Seminar + Softwareproject: Data Science in the Life Sciences - Welcome!

About

This course offers an introduction to various types of data and analysis techniques which are typically used in the life sciences (e.g. omics technologies). The goal is to get a deeper understanding of advanced concepts and data analytical methods in the area of life sciences.

The focus will be on the following topics:

  • acquisition and pre-processing of data from the area of life sciences,
  • explorative analysis techniques,
  • concepts and tools for reproducible research,
  • theory and practice of methods and models for the analysis of data from the life sciences (statistical inference, regression models, methods of machine learning),
  • introduction to methods of big data analysis.

After successful completion of this course, participants are able to evaluate, plan and conduct investigations in the life sciences using common methods.

 

SoSe21 focus: Data Science for fighting COVID-19

The COVID-19 pandemic is changing our lives globally.
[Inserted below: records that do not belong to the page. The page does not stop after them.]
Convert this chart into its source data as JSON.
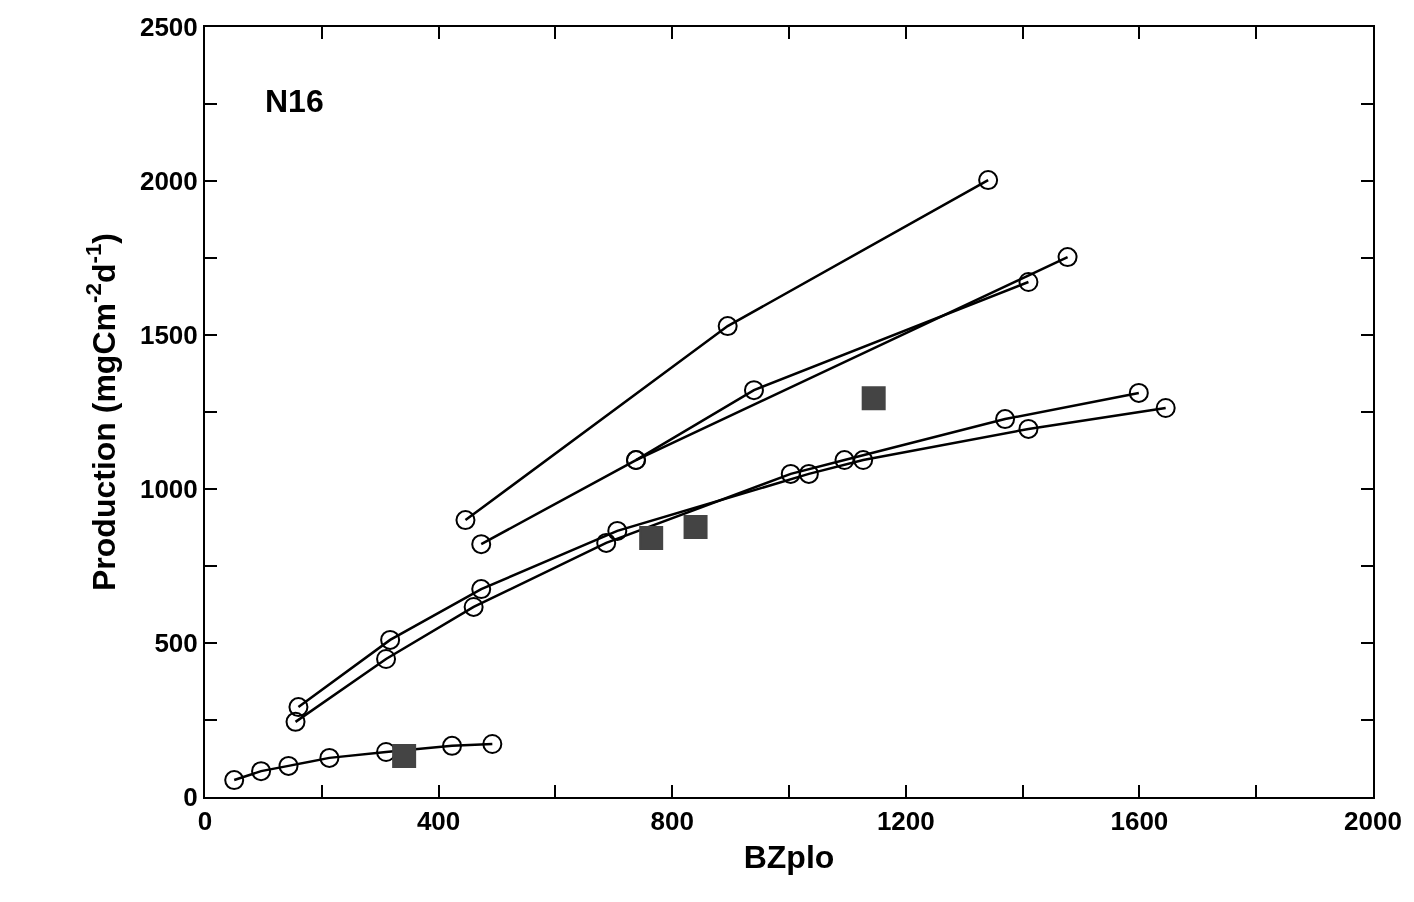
{
  "chart_data": {
    "type": "line",
    "xlabel": "BZplo",
    "ylabel": "Production (mgCm$^{-2}$d$^{-1}$)",
    "annotations": [
      "N16"
    ],
    "xlim": [
      0,
      2000
    ],
    "ylim": [
      0,
      2500
    ],
    "xticks": [
      0,
      {
        "value": 200,
        "label": null
      },
      400,
      {
        "value": 600,
        "label": null
      },
      800,
      {
        "value": 1000,
        "label": null
      },
      1200,
      {
        "value": 1400,
        "label": null
      },
      1600,
      {
        "value": 1800,
        "label": null
      },
      2000
    ],
    "yticks": [
      0,
      {
        "value": 250,
        "label": null
      },
      500,
      {
        "value": 750,
        "label": null
      },
      1000,
      {
        "value": 1250,
        "label": null
      },
      1500,
      {
        "value": 1750,
        "label": null
      },
      2000,
      {
        "value": 2250,
        "label": null
      },
      2500
    ],
    "marker": "circle",
    "line_style": "solid",
    "series": [
      {
        "color": "#000000",
        "x": [
          446,
          895,
          1341
        ],
        "values": [
          899,
          1529,
          2003
        ]
      },
      {
        "color": "#000000",
        "x": [
          473,
          738,
          940,
          1410
        ],
        "values": [
          821,
          1094,
          1321,
          1672
        ]
      },
      {
        "color": "#000000",
        "x": [
          738,
          1477
        ],
        "values": [
          1094,
          1753
        ]
      },
      {
        "color": "#000000",
        "x": [
          160,
          317,
          473,
          706,
          1034,
          1127,
          1410,
          1645
        ],
        "values": [
          292,
          510,
          675,
          864,
          1049,
          1094,
          1195,
          1263
        ]
      },
      {
        "color": "#000000",
        "x": [
          155,
          310,
          460,
          687,
          1003,
          1095,
          1370,
          1599
        ],
        "values": [
          244,
          448,
          617,
          825,
          1049,
          1094,
          1227,
          1312
        ]
      },
      {
        "color": "#000000",
        "x": [
          50,
          96,
          143,
          213,
          310,
          423,
          492
        ],
        "values": [
          55,
          84,
          101,
          127,
          146,
          166,
          172
        ]
      },
      {
        "type": "scatter",
        "marker": "square",
        "color": "#444444",
        "x": [
          341,
          764,
          840,
          1145
        ],
        "values": [
          133,
          841,
          877,
          1295
        ]
      }
    ]
  }
}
Although this is not the first time that humanity deals with a pandemic what is different today is the role of the technology in understanding how the virus is spreading, how it is mutating and what effects it is having in human lives across the world.

This is possible thanks, in part, to new datasets, advances in machine learning and analytical methods and computer power. Data science is a powerful tool that helps us fight this virus with applications such as early detection and diagnosis, contact tracing, projection of cases and mortality, development of drugs and vaccines, etc. However learning from data is a multi-step process which involves many assumptions associated with the data, learning algorithms, experimental evaluation, interpretation etc. It is important therefore to be aware of these assumptions and their potential impact on the conclusions drawn.

 

Schedule

Seminar

A combination of i) class-wide meetings (see first session slides for the exact plan) and ii) mentor-group meetings.

You need to participate in all class-wide meetings (formal requirement "Aktive Teilnahme")

For the class-wide meetings, please use the following:

Link: https://fu-berlin.webex.com/fu-berlin-en/j.php?MTID=m9dc16fea118cd5b260a537641b82b583

Meeting number: 124 213 9900

Meeting password: yvF9RvfUy82

 

Softwareproject

Weekly meeting Tuesday 2:15-5:45pm

Meeting link:
https://fu-berlin.webex.com/fu-berlin-en/j.php?MTID=m0b2d705bd5fba03f6337dd59e12dc432
Meeting number:
124 150 4845
Password:
NVdwB8kGH55

 

  Seminar Project
6.7.2021 Final presentations groups 1, 7, 8, 9  Final presentations groups 1, 8, 12
13.7.2021 Final presentations groups 11, 12, 13, 14  Final presentations groups 7, 9, 11, 13, 14
End of July 2021   Final report due

Literature

A good understanding of basic AI/ML models and algorithms is expected.

Based on class composition and background, impulse lectures might be offered to give an introduction to central content, like working with data, key (learning) methods and algorithms, how to read and present a paper, literature search etc - this will be discussed in the first session.